I am writing a software for an embedded platform (ARM11) that runs Linux. This software is supposed to work for prolonged periods (months) of time without being closed / reopened and with mostly every embedded platform the RAM is scarce (250 Mega Bytes total for OS and user programs). This device is connected to another device through serial port and they communicate together continuously (every 300 milliseconds) in form of a ping for status, errors, alarms etc. This device is used for access control on a gate in a high traffic area where over hundred people will cross it using MIFARE cards as a means of identification. I thought about using dynamic containers to hold objects that hold communication packets and card data (because they can have different size from a few bytes to one kilo bytes) of-course this objects will be constantly created and destroyed and they won't stay for a long time (withing a function scope). My language of choice is C++ and I'll be using Qt for the libraries. also all the elements of data are unsigned 8 bit characters.

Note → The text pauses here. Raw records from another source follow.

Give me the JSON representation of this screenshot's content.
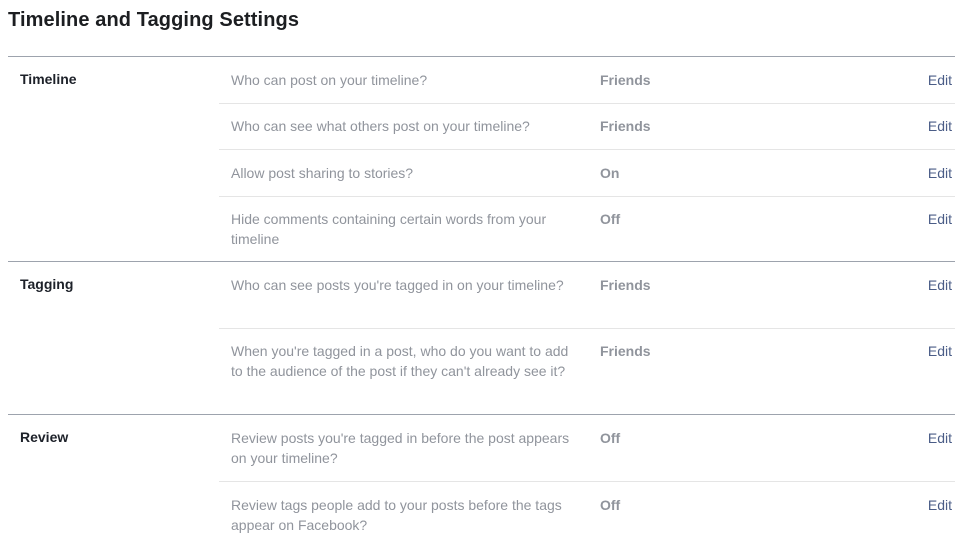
{
  "page": {
    "title": "Timeline and Tagging Settings"
  },
  "sections": [
    {
      "label": "Timeline",
      "rows": [
        {
          "question": "Who can post on your timeline?",
          "value": "Friends",
          "action": "Edit"
        },
        {
          "question": "Who can see what others post on your timeline?",
          "value": "Friends",
          "action": "Edit"
        },
        {
          "question": "Allow post sharing to stories?",
          "value": "On",
          "action": "Edit"
        },
        {
          "question": "Hide comments containing certain words from your timeline",
          "value": "Off",
          "action": "Edit"
        }
      ]
    },
    {
      "label": "Tagging",
      "rows": [
        {
          "question": "Who can see posts you're tagged in on your timeline?",
          "value": "Friends",
          "action": "Edit"
        },
        {
          "question": "When you're tagged in a post, who do you want to add to the audience of the post if they can't already see it?",
          "value": "Friends",
          "action": "Edit"
        }
      ]
    },
    {
      "label": "Review",
      "rows": [
        {
          "question": "Review posts you're tagged in before the post appears on your timeline?",
          "value": "Off",
          "action": "Edit"
        },
        {
          "question": "Review tags people add to your posts before the tags appear on Facebook?",
          "value": "Off",
          "action": "Edit"
        }
      ]
    }
  ],
  "colors": {
    "label": "#1d2129",
    "muted": "#90949c",
    "link": "#4b5d87",
    "section_border": "#9da3ad",
    "row_border": "#e5e5e5"
  }
}
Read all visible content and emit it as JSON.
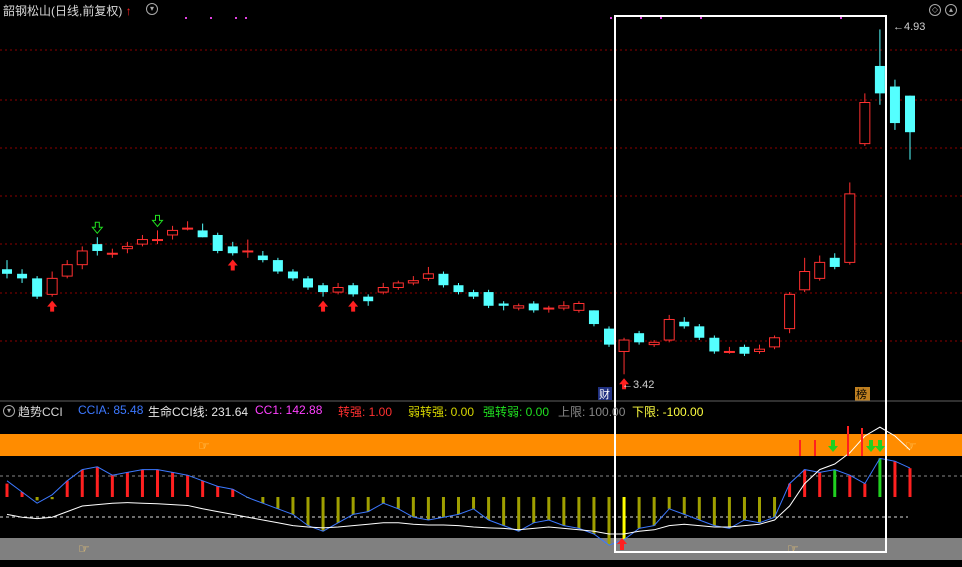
{
  "window": {
    "stock_title": "韶钢松山(日线,前复权)",
    "up_arrow_glyph": "↑"
  },
  "price_chart": {
    "high_label": "4.93",
    "low_label": "3.42",
    "cai_badge": "财",
    "bang_badge": "榜",
    "colors": {
      "up": "#ff3030",
      "down": "#54ffff",
      "grid": "#8b0000",
      "highlight_box": "#ffffff"
    }
  },
  "indicator": {
    "name": "趋势CCI",
    "values": [
      {
        "label": "CCIA: 85.48",
        "color": "#3c78ff"
      },
      {
        "label": "生命CCI线: 231.64",
        "color": "#e8e8e8"
      },
      {
        "label": "CC1: 142.88",
        "color": "#ff40ff"
      },
      {
        "label": "转强: 1.00",
        "color": "#ff3030"
      },
      {
        "label": "弱转强: 0.00",
        "color": "#d8d800"
      },
      {
        "label": "强转弱: 0.00",
        "color": "#20e020"
      },
      {
        "label": "上限: 100.00",
        "color": "#888888"
      },
      {
        "label": "下限: -100.00",
        "color": "#ffff40"
      }
    ],
    "colors": {
      "upper_band": "#ff8c00",
      "lower_band": "#808080",
      "red_bar": "#ff2020",
      "olive_bar": "#a0a000",
      "green_bar": "#20d020",
      "yellow_bar": "#ffff00"
    }
  },
  "chart_data": {
    "type": "candlestick",
    "series": [
      {
        "name": "price",
        "ohlc": [
          [
            3.88,
            3.86,
            3.92,
            3.84
          ],
          [
            3.86,
            3.84,
            3.88,
            3.82
          ],
          [
            3.84,
            3.76,
            3.85,
            3.75
          ],
          [
            3.77,
            3.84,
            3.87,
            3.76
          ],
          [
            3.85,
            3.9,
            3.92,
            3.84
          ],
          [
            3.9,
            3.96,
            3.98,
            3.88
          ],
          [
            3.99,
            3.96,
            4.02,
            3.94
          ],
          [
            3.95,
            3.95,
            3.97,
            3.93
          ],
          [
            3.97,
            3.98,
            4.0,
            3.95
          ],
          [
            3.99,
            4.01,
            4.03,
            3.98
          ],
          [
            4.01,
            4.01,
            4.05,
            3.99
          ],
          [
            4.03,
            4.05,
            4.07,
            4.01
          ],
          [
            4.06,
            4.06,
            4.09,
            4.05
          ],
          [
            4.05,
            4.02,
            4.08,
            4.02
          ],
          [
            4.03,
            3.96,
            4.04,
            3.95
          ],
          [
            3.98,
            3.95,
            4.0,
            3.94
          ],
          [
            3.96,
            3.96,
            4.01,
            3.93
          ],
          [
            3.94,
            3.92,
            3.96,
            3.91
          ],
          [
            3.92,
            3.87,
            3.93,
            3.86
          ],
          [
            3.87,
            3.84,
            3.88,
            3.83
          ],
          [
            3.84,
            3.8,
            3.85,
            3.79
          ],
          [
            3.81,
            3.78,
            3.82,
            3.76
          ],
          [
            3.78,
            3.8,
            3.82,
            3.77
          ],
          [
            3.81,
            3.77,
            3.82,
            3.76
          ],
          [
            3.76,
            3.74,
            3.77,
            3.72
          ],
          [
            3.78,
            3.8,
            3.82,
            3.77
          ],
          [
            3.8,
            3.82,
            3.83,
            3.79
          ],
          [
            3.82,
            3.83,
            3.85,
            3.81
          ],
          [
            3.84,
            3.86,
            3.89,
            3.83
          ],
          [
            3.86,
            3.81,
            3.87,
            3.8
          ],
          [
            3.81,
            3.78,
            3.82,
            3.77
          ],
          [
            3.78,
            3.76,
            3.79,
            3.75
          ],
          [
            3.78,
            3.72,
            3.79,
            3.71
          ],
          [
            3.73,
            3.72,
            3.74,
            3.7
          ],
          [
            3.71,
            3.72,
            3.73,
            3.7
          ],
          [
            3.73,
            3.7,
            3.74,
            3.69
          ],
          [
            3.71,
            3.71,
            3.72,
            3.69
          ],
          [
            3.71,
            3.72,
            3.74,
            3.7
          ],
          [
            3.7,
            3.73,
            3.74,
            3.69
          ],
          [
            3.7,
            3.64,
            3.7,
            3.63
          ],
          [
            3.62,
            3.55,
            3.63,
            3.54
          ],
          [
            3.52,
            3.57,
            3.58,
            3.42
          ],
          [
            3.6,
            3.56,
            3.61,
            3.55
          ],
          [
            3.55,
            3.56,
            3.57,
            3.54
          ],
          [
            3.57,
            3.66,
            3.68,
            3.56
          ],
          [
            3.65,
            3.63,
            3.67,
            3.62
          ],
          [
            3.63,
            3.58,
            3.64,
            3.57
          ],
          [
            3.58,
            3.52,
            3.59,
            3.51
          ],
          [
            3.52,
            3.52,
            3.54,
            3.51
          ],
          [
            3.54,
            3.51,
            3.55,
            3.5
          ],
          [
            3.52,
            3.53,
            3.55,
            3.51
          ],
          [
            3.54,
            3.58,
            3.59,
            3.53
          ],
          [
            3.62,
            3.77,
            3.78,
            3.6
          ],
          [
            3.79,
            3.87,
            3.93,
            3.78
          ],
          [
            3.84,
            3.91,
            3.94,
            3.83
          ],
          [
            3.93,
            3.89,
            3.95,
            3.88
          ],
          [
            3.91,
            4.21,
            4.26,
            3.9
          ],
          [
            4.43,
            4.61,
            4.65,
            4.42
          ],
          [
            4.77,
            4.65,
            4.93,
            4.6
          ],
          [
            4.68,
            4.52,
            4.71,
            4.49
          ],
          [
            4.64,
            4.48,
            4.64,
            4.36
          ]
        ]
      }
    ],
    "arrow_signals": [
      {
        "index": 3,
        "type": "buy"
      },
      {
        "index": 6,
        "type": "sell"
      },
      {
        "index": 10,
        "type": "sell"
      },
      {
        "index": 15,
        "type": "buy"
      },
      {
        "index": 21,
        "type": "buy"
      },
      {
        "index": 23,
        "type": "buy"
      },
      {
        "index": 41,
        "type": "buy"
      }
    ],
    "indicator_series": [
      {
        "name": "CCIA",
        "values": [
          40,
          0,
          -40,
          -10,
          40,
          80,
          90,
          60,
          70,
          80,
          80,
          70,
          60,
          40,
          20,
          10,
          -20,
          -40,
          -60,
          -80,
          -120,
          -140,
          -110,
          -80,
          -70,
          -40,
          -60,
          -90,
          -100,
          -90,
          -80,
          -60,
          -100,
          -120,
          -140,
          -110,
          -100,
          -120,
          -130,
          -150,
          -190,
          -170,
          -130,
          -120,
          -60,
          -80,
          -100,
          -120,
          -130,
          -100,
          -110,
          -90,
          30,
          80,
          70,
          80,
          60,
          30,
          120,
          110,
          85.48
        ]
      },
      {
        "name": "生命CCI线",
        "values": [
          -80,
          -90,
          -95,
          -90,
          -70,
          -50,
          -45,
          -40,
          -38,
          -40,
          -42,
          -45,
          -48,
          -60,
          -70,
          -80,
          -90,
          -100,
          -110,
          -120,
          -125,
          -128,
          -125,
          -120,
          -115,
          -110,
          -110,
          -115,
          -118,
          -118,
          -120,
          -125,
          -128,
          -130,
          -135,
          -130,
          -125,
          -130,
          -135,
          -140,
          -150,
          -150,
          -140,
          -135,
          -120,
          -115,
          -120,
          -125,
          -125,
          -120,
          -115,
          -100,
          -50,
          30,
          80,
          100,
          140,
          200,
          231.64,
          200,
          150
        ]
      }
    ],
    "indicator_bars": [
      30,
      0,
      -30,
      -10,
      40,
      80,
      90,
      60,
      70,
      80,
      80,
      70,
      60,
      40,
      20,
      10,
      -20,
      -40,
      -60,
      -80,
      -120,
      -140,
      -110,
      -80,
      -70,
      -40,
      -60,
      -90,
      -100,
      -90,
      -80,
      -60,
      -100,
      -120,
      -140,
      -110,
      -100,
      -120,
      -130,
      -150,
      -190,
      -170,
      -130,
      -120,
      -60,
      -80,
      -100,
      -120,
      -130,
      -100,
      -110,
      -90,
      30,
      80,
      70,
      80,
      60,
      30,
      120,
      110,
      85
    ],
    "ylim_price": [
      3.36,
      4.98
    ],
    "ylim_indicator": [
      -200,
      200
    ]
  }
}
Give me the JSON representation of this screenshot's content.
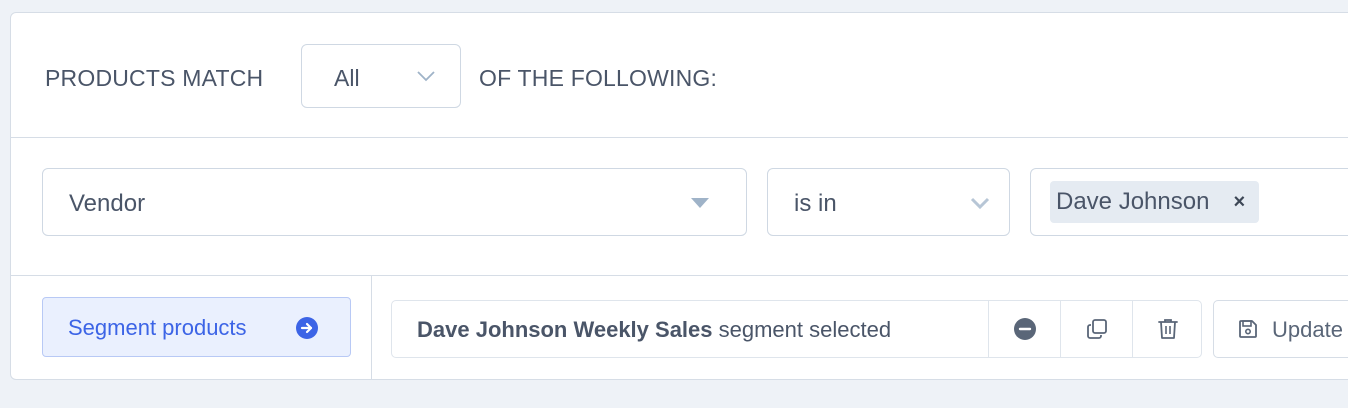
{
  "filter": {
    "match_prefix": "PRODUCTS MATCH",
    "match_value": "All",
    "match_suffix": "OF THE FOLLOWING:"
  },
  "condition": {
    "field": "Vendor",
    "operator": "is in",
    "values": [
      "Dave Johnson"
    ],
    "remove_tag_symbol": "×"
  },
  "actions": {
    "segment_button_label": "Segment products",
    "segment_name": "Dave Johnson Weekly Sales",
    "segment_status": " segment selected",
    "update_label": "Update"
  },
  "icons": {
    "match_chevron": "chevron-down-icon",
    "field_caret": "caret-down-icon",
    "operator_chevron": "chevron-down-icon",
    "remove_tag": "close-icon",
    "segment_arrow": "arrow-right-circle-icon",
    "deselect": "minus-circle-icon",
    "duplicate": "copy-icon",
    "delete": "trash-icon",
    "update": "save-icon"
  },
  "colors": {
    "accent": "#3c64e6",
    "accent_bg": "#eaf0fe",
    "border": "#d6dde6",
    "text": "#4a5568",
    "page_bg": "#eef2f7"
  }
}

  • won't using such containers cause memory fragmentation problem?
  • since the maximum size for the containers is known wouldn't it be better to use C type containers like arrays and structs for better performance?
  • Is there a rule of thumb for choosing the appropriate containers?

EDIT: mifare cards contain 1 kilo byte of memory (1024 bytes) that are divided to 16 sectors of 4 * 16 bytes blocks each. On a read operation a minimum of one block of data is returned and I will need to extract as low as one bit of information from this block and the way I search the data obtained from the contactless cards would be through parameter files supplied to my program that clarifies the mapping and masks of the card data.

The main challenge in these conditions is memory fragmentation. A major cause is mixing object sizes in allocations, and freeing them at different times. There are effective techniques to combat that.

For starters, if you have many small objects of a fixed size (say 28), a dedicated allocator for that size objects will help. It cannot cause real fragmentation itself, you just have a bitmap of free blocks and to allocate you can just pick the first free block.

For strings, it can make sense to round up their sizes, eg to a multiple of 2 and just pad out the data with \\0 . You can then have dedicated allocators for sizes 8/16/32/64/etc. You'll waste no more than 100% and in practice it's closer to 40% (depends on string length distribution). For short strings, use the small string optimization - check if std::string and/or QString use it, if not using your own string type may be advisable.

C type containers such as a malloc 'ed array typically do quite poor, precisely for the reason mentioned above: too easy to generate them in any random length. std::vector typically grows in nice fixed increments. However, check if it rounds reserve requests up to sane amounts (power of 2, or multiple of 4KB, whatever is smaller). If not, you should.